SECTOR REPORT

Banks' contribution to national kitty drops by Sh13bn on Covid effects

The profitability of Kenyan banks also declined to a nine-year low in 2020

In Summary
  • Analyses of tax contribution of the banking sector shows that the sector contributed Sh42.4 billion in 2020 down from Sh55.4 billion in 2019.
  • According to the Kenya Bankers Association, the drop was majorly attributed to the depressing effects of the pandemic on incomes.
Central Bank of Kenya headquarters.
Central Bank of Kenya headquarters.
Image: /FILE

The banking sector's contribution to the national kitty took a thrashing from the economic effects of Covid-19, dropping by a whooping Sh13 billion in 2020.

Analyses of tax contribution of the banking sector shows that the sector contributed Sh42.4 billion in 2020 down from Sh55.4 billion in 2019, representing a 23.6 percent drop.

According to the Kenya Bankers Association’s (KBA) State of the Banking Industry (SBI) Report 2021, the drop was majorly attributed to the depressing effects of the pandemic on incomes.

KBA noted that despite this being a major drop the sector would have contributed more to tax revenue had it not borne most of the weight of supporting other sectors of the economy.

The profitability of Kenyan banks also declined to a nine-year low in 2020 on the back of the Covid-19’s negative impact on the economy.

According to the KBA-SBI Report 2021, banks’ profits before tax dropped by 30.9 per cent — the lowest level since the year 2012.

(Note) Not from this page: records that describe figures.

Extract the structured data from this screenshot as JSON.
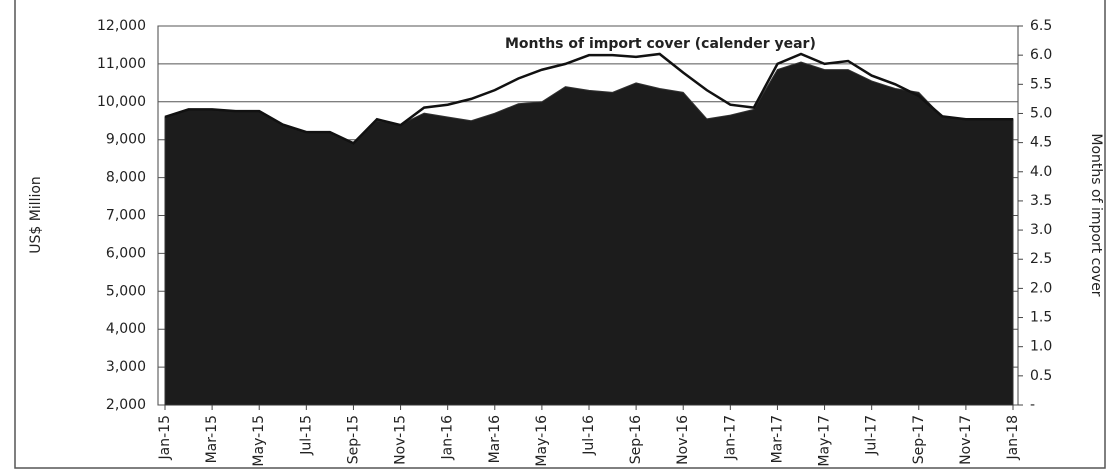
{
  "chart_data": {
    "type": "area-line",
    "categories": [
      "Jan-15",
      null,
      "Mar-15",
      null,
      "May-15",
      null,
      "Jul-15",
      null,
      "Sep-15",
      null,
      "Nov-15",
      null,
      "Jan-16",
      null,
      "Mar-16",
      null,
      "May-16",
      null,
      "Jul-16",
      null,
      "Sep-16",
      null,
      "Nov-16",
      null,
      "Jan-17",
      null,
      "Mar-17",
      null,
      "May-17",
      null,
      "Jul-17",
      null,
      "Sep-17",
      null,
      "Nov-17",
      null,
      "Jan-18"
    ],
    "series": [
      {
        "type": "area",
        "color": "#1c1c1c",
        "values": [
          9600,
          9800,
          9800,
          9750,
          9750,
          9400,
          9200,
          9200,
          8900,
          9500,
          9400,
          9700,
          9600,
          9500,
          9700,
          9950,
          10000,
          10400,
          10300,
          10250,
          10500,
          10350,
          10250,
          9550,
          9650,
          9800,
          10850,
          11050,
          10850,
          10850,
          10550,
          10350,
          10250,
          9600,
          9550,
          9550,
          9550
        ]
      },
      {
        "type": "line",
        "name": "Months of import cover (calender year)",
        "color": "#111111",
        "axis": "y2",
        "values": [
          4.94,
          5.07,
          5.07,
          5.04,
          5.04,
          4.81,
          4.68,
          4.68,
          4.49,
          4.9,
          4.8,
          5.1,
          5.15,
          5.25,
          5.4,
          5.6,
          5.75,
          5.85,
          6.0,
          6.0,
          5.97,
          6.02,
          5.7,
          5.4,
          5.15,
          5.1,
          5.85,
          6.02,
          5.85,
          5.9,
          5.65,
          5.5,
          5.3,
          4.95,
          4.9,
          4.9,
          4.9
        ]
      }
    ],
    "y_label": "US$ Million",
    "y2_label": "Months of import cover",
    "ylim": [
      2000,
      12000
    ],
    "yticks": [
      {
        "value": 2000,
        "label": "2,000"
      },
      {
        "value": 3000,
        "label": "3,000"
      },
      {
        "value": 4000,
        "label": "4,000"
      },
      {
        "value": 5000,
        "label": "5,000"
      },
      {
        "value": 6000,
        "label": "6,000"
      },
      {
        "value": 7000,
        "label": "7,000"
      },
      {
        "value": 8000,
        "label": "8,000"
      },
      {
        "value": 9000,
        "label": "9,000"
      },
      {
        "value": 10000,
        "label": "10,000"
      },
      {
        "value": 11000,
        "label": "11,000"
      },
      {
        "value": 12000,
        "label": "12,000"
      }
    ],
    "y2lim": [
      0,
      6.5
    ],
    "y2ticks": [
      {
        "value": 0,
        "label": "-"
      },
      0.5,
      {
        "value": 1,
        "label": "1.0"
      },
      1.5,
      {
        "value": 2,
        "label": "2.0"
      },
      2.5,
      {
        "value": 3,
        "label": "3.0"
      },
      3.5,
      {
        "value": 4,
        "label": "4.0"
      },
      4.5,
      {
        "value": 5,
        "label": "5.0"
      },
      5.5,
      {
        "value": 6,
        "label": "6.0"
      },
      6.5
    ],
    "grid": true
  }
}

The report attributes the decline to a depressed economic performance and quality of assets held by banks during the year.

Asset quality across the industry players deteriorated in 2020, largely due to the adverse effects of the pandemic on households and enterprise earnings, that occasioned an increase in the sector’s non-performing loans (NPLs).

NPLs stood at Sh433.7 billion as at end 2020 compared with Sh334.3 billion as at end of 2019.

The gross NPLs in 2020 represented about 14.5 per cent of gross loans, compared with 12.5 percent as at the end of 2019, with the observed increase in the ratio associated with an increase in both the volume of NPLs and a decline in the loan growth.

In the period, provisioning for loan losses increased by 47.5 per cent to Sh198.1 billion from Sh134.3 billion in 2019, with loan loss accommodations absorbing 45.7 per cent of non-performing loans compared to 40.2 per cent in 2019.

The banking sector’s total assets on the upside expanded by 12.4 per cent in 2020, to Sh5.4 trillion from Sh 4.8 trillion in 2019, driven by a faster expansion in non-loan assets ,mainly investments in government securities , which grew by 18.5 per cent as gross loans and advances rose by 6.7 per cent.

Net loans and advances increased by 9.1 per cent in 2020 to close at Sh2.93 trillion from Sh2.63 trillion in 2019.

The industry’s average Return on Assets declined to 2.0 percent, a pace faster than trend declines noted over the past few years.

In addition, the industry’s average Return on Equity scaled down to 13.3 percent from an average of 21.1 percent recorded in 2019.

The KBA-SBI Report indicates that the sector’s outlook for the year 2021 appears stable, supported by adequate capitalization and liquidity levels.

KBA Chief Executive Officer Habil Olaka said that banking sector players have continued to review and enhance their business models, seeking to leverage on frameworks that promise efficiency gains, particularly through adoption of technology-based innovations.

The Association's Research and Policy Director Samuel Tiriongo noted that even with the sector working towards recovery, this might take longer than expected as we look forward to an election year.